The number of cases in Israel has increased in the past couple of months despite the fact that more than 60 per cent of the population has been vaccinated against the novel coronavirus.
Israeli media has reported that a large part of the new cases is among those who have received the vaccines, reported Sputnik.
Israel was one of the first countries in the world to roll out a vaccine programme, and the first to offer a third shot to adults over 60. Despite that, the number of people contracting COVID-19 continues to climb.
Israel recorded over 5,000 new cases of COVID-19 on Monday, the highest tally in over half a year, as it struggled to contain the spread of the highly contagious Delta variant of the coronavirus, the Health Ministry said.
Israel last saw over 5,000 cases in a single day on February 14, when it recorded 5,190. Monday’s tally, which does not include the last two hours of the day, will likely be even higher when the full day’s count is announced Tuesday morning, reported Times of Israel.
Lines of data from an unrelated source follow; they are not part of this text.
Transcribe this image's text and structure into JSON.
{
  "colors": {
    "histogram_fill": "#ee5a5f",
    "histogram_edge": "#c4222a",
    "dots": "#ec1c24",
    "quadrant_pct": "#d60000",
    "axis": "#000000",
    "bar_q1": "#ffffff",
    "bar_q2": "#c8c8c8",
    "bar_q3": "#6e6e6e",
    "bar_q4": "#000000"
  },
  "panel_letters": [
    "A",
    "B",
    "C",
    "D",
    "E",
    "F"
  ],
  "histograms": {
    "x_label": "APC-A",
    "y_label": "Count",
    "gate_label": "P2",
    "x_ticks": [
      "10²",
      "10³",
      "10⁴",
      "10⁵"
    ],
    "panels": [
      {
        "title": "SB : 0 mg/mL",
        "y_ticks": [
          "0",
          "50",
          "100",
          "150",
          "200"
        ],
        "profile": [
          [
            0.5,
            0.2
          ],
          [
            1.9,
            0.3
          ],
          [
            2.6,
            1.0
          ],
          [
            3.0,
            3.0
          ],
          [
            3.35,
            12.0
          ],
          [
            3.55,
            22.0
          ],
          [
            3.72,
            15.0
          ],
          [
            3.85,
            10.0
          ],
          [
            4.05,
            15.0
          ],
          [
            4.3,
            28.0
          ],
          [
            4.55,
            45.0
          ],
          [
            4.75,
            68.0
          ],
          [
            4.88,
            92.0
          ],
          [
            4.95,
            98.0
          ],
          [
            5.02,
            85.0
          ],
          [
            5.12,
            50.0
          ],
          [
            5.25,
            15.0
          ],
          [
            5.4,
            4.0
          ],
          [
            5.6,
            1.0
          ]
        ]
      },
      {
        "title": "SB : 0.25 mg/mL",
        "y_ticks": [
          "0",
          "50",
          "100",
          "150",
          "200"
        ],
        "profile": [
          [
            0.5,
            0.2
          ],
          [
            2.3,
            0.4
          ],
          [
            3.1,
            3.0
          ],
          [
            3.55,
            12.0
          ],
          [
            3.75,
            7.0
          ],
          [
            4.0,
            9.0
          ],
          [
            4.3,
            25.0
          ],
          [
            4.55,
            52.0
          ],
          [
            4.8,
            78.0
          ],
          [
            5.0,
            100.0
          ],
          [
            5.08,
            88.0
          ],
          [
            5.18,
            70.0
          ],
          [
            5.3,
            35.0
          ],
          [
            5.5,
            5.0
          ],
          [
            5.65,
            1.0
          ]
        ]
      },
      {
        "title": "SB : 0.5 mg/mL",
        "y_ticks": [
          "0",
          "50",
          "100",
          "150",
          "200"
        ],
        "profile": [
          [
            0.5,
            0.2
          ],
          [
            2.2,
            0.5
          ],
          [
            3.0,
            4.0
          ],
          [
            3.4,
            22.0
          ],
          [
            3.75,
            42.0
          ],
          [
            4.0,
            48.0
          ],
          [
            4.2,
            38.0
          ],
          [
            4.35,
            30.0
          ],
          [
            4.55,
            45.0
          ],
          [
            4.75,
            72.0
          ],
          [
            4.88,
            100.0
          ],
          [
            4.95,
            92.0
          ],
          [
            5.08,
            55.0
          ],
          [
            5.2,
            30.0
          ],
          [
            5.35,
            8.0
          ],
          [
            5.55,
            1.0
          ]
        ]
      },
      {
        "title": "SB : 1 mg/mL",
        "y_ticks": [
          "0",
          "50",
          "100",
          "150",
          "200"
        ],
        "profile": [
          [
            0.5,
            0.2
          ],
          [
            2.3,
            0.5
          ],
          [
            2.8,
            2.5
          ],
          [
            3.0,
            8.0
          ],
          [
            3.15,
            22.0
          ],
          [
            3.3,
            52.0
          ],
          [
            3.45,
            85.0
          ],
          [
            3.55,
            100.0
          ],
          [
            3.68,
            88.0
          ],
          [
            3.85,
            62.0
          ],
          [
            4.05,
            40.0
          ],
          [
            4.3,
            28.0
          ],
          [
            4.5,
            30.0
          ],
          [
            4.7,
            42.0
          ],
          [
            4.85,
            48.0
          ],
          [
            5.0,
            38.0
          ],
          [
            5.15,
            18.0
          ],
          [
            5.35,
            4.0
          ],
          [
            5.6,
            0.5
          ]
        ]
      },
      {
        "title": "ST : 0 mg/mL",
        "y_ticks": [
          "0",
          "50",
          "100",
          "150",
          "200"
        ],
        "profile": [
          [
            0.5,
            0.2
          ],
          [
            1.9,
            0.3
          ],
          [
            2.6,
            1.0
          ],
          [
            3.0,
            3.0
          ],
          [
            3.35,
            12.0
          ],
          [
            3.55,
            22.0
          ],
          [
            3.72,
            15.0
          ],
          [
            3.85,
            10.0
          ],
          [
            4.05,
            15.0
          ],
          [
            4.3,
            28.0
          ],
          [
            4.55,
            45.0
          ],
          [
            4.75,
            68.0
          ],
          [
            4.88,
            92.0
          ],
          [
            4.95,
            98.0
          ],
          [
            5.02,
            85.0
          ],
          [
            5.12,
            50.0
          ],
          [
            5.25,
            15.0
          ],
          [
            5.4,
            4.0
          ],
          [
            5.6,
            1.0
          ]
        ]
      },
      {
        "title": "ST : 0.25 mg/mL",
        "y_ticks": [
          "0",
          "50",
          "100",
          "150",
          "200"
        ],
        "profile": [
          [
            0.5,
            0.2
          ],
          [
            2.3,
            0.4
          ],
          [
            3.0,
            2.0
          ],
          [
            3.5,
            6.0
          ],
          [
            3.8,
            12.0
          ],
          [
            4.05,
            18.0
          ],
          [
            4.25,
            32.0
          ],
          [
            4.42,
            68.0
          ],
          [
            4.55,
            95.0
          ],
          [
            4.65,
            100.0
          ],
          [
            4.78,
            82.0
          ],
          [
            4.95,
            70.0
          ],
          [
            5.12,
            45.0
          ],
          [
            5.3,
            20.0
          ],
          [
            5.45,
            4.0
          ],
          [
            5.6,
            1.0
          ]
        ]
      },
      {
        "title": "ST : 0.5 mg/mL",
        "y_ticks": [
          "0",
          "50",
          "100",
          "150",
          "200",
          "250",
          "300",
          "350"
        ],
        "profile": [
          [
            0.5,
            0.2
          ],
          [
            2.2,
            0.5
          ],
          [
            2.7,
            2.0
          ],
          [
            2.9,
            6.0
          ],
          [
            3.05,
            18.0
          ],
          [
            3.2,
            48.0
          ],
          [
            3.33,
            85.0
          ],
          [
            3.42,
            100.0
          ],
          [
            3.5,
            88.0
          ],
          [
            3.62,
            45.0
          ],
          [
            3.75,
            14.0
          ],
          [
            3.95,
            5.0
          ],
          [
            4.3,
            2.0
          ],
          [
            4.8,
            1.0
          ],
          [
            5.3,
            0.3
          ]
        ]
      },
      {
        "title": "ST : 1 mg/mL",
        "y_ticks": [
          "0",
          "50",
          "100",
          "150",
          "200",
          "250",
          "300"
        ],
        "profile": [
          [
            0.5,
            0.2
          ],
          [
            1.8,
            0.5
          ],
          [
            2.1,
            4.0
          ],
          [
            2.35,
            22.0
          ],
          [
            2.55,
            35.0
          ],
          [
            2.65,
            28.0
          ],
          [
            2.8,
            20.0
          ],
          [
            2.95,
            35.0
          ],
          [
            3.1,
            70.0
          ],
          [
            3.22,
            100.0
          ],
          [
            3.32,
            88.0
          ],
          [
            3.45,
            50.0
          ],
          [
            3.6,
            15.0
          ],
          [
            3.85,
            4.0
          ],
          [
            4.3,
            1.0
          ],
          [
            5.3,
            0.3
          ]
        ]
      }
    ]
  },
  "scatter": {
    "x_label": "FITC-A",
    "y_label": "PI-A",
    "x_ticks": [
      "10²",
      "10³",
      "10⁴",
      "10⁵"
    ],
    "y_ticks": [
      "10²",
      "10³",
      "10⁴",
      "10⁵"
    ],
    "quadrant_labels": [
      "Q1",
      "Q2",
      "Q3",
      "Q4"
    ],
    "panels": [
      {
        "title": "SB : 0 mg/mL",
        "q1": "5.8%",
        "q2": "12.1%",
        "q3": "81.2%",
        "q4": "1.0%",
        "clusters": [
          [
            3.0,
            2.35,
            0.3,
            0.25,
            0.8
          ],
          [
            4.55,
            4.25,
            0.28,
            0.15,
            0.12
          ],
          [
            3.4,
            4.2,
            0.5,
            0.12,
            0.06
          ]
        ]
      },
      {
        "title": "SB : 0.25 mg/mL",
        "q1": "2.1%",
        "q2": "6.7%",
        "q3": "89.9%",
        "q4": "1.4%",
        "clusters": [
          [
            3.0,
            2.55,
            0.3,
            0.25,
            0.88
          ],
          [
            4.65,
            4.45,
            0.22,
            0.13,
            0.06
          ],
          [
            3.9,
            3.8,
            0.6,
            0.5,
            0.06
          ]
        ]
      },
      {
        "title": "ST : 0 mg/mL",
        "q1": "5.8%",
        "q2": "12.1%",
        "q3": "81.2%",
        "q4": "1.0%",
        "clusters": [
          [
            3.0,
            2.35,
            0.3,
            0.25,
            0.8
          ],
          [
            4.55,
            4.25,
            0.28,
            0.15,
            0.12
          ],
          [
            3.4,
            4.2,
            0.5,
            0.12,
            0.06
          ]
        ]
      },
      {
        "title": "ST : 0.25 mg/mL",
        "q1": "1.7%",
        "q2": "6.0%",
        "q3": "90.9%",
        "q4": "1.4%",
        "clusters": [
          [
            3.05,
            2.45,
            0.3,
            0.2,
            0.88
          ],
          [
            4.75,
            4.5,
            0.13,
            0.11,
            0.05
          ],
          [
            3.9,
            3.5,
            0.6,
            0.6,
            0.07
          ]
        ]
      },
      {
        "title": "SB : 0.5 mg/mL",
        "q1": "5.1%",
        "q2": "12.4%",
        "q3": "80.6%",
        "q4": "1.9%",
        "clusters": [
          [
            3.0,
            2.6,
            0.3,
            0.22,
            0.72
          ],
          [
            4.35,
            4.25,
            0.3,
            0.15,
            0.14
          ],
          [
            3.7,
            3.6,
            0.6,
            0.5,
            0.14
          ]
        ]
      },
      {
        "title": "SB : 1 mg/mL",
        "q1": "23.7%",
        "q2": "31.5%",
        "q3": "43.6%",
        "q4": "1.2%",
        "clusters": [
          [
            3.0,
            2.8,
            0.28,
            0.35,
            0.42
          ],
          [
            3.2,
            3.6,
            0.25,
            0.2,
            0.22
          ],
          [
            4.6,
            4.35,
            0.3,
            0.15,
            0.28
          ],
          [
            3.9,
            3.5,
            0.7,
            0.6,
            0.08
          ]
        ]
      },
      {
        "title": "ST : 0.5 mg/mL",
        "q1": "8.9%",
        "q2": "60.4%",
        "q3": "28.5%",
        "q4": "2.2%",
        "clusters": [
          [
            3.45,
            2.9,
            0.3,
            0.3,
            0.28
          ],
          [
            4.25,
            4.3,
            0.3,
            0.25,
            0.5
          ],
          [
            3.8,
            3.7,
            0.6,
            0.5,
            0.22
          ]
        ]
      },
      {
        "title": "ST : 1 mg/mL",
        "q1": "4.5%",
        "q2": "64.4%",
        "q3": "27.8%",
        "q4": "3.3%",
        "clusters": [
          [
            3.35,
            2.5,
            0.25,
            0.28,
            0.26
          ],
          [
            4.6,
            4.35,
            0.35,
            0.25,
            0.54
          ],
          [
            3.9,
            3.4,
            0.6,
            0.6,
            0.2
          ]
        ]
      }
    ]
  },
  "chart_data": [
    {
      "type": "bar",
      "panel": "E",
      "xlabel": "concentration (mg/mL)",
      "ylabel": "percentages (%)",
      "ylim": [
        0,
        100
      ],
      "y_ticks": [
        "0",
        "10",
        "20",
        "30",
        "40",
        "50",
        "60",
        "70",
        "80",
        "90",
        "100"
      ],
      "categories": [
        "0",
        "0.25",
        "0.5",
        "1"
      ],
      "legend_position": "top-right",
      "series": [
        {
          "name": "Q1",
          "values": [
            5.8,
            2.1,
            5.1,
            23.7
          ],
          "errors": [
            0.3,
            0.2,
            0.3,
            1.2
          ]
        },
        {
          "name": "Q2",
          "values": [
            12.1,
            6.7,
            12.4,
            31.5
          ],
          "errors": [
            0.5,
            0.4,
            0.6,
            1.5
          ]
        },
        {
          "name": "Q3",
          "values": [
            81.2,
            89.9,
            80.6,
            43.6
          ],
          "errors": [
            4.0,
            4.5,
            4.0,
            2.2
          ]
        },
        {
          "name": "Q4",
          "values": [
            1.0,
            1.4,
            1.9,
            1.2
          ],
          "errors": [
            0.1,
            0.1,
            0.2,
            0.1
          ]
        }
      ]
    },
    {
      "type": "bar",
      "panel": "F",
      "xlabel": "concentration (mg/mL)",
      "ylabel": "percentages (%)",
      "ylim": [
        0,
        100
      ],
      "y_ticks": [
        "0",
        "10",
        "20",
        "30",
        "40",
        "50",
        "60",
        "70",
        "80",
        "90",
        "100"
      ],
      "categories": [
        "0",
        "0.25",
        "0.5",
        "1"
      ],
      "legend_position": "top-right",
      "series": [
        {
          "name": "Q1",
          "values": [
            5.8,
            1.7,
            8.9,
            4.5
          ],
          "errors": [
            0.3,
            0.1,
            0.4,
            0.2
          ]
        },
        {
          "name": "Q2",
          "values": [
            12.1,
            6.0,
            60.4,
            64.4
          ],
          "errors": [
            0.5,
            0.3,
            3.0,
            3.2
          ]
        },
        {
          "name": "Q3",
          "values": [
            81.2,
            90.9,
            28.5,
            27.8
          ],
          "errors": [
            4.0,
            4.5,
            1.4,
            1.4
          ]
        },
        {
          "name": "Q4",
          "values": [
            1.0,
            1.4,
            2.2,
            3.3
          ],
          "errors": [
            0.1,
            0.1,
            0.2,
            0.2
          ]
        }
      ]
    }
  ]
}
Health Ministry Director-General Nachman Ash said earlier Monday that his office was concerned by the increased rate of infections and would weigh expanding restrictions, including limits on businesses, in the coming days.
Health Minister Nitzan Horowitz also spoke out against implementing a new lockdown, and insisted that less draconian measures could bring numbers down, reported Times of Israel.